И этот короткий час в степи окончательно всё во мне перевернул. Я попала и пропала. Так глупо и безнадёжно. И в голову теперь лезли совсем другие мысли.
«А девочка созрела» — поётся в одной песне. Вот и у меня было такое ощущение. И, чёрт возьми, как же оно выматывало! И желание, и ревность, и нетерпение, и страх. Мысли эти дурацкие: ну чем я хуже других? Хуже той же Лариски и всяких там ещё? Почему их он целует, а на меня даже не смотрит?
Мужики вернулись далеко за полночь — я услышала их разговор и хлопанье дверей. А когда в холле всё затихло, заметалась… И всё-таки решилась.
Увидев меня на пороге своего номера Гордеев удивился, а заметив в руках бутылку игристого и пару бокалов, ещё и нахмурился.
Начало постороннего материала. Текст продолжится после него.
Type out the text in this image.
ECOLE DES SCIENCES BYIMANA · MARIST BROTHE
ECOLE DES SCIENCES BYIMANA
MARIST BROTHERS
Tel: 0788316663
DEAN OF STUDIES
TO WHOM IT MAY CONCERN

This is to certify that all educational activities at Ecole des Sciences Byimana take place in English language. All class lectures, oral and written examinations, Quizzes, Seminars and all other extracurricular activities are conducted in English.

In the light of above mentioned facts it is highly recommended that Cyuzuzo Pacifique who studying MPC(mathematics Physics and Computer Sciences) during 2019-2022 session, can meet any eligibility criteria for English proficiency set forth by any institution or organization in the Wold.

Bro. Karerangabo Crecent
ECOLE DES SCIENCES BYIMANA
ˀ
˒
Однако велел:
— Заходи.
Я вспыхнула — ну какая же всё-таки идиотка! — но сбежать сейчас было бы ещё глупее.
На столике в гостиной стоял открытый ноут.
— Давай до завтра, сейчас неудобно, — обратился Игнат к кому-то на экране. Закрыл ноут и, без лишних слов откупорив вино, наполнил бокалы. Он был какой-то напряжённый и словно недовольный моим появлением. — Почему не спишь?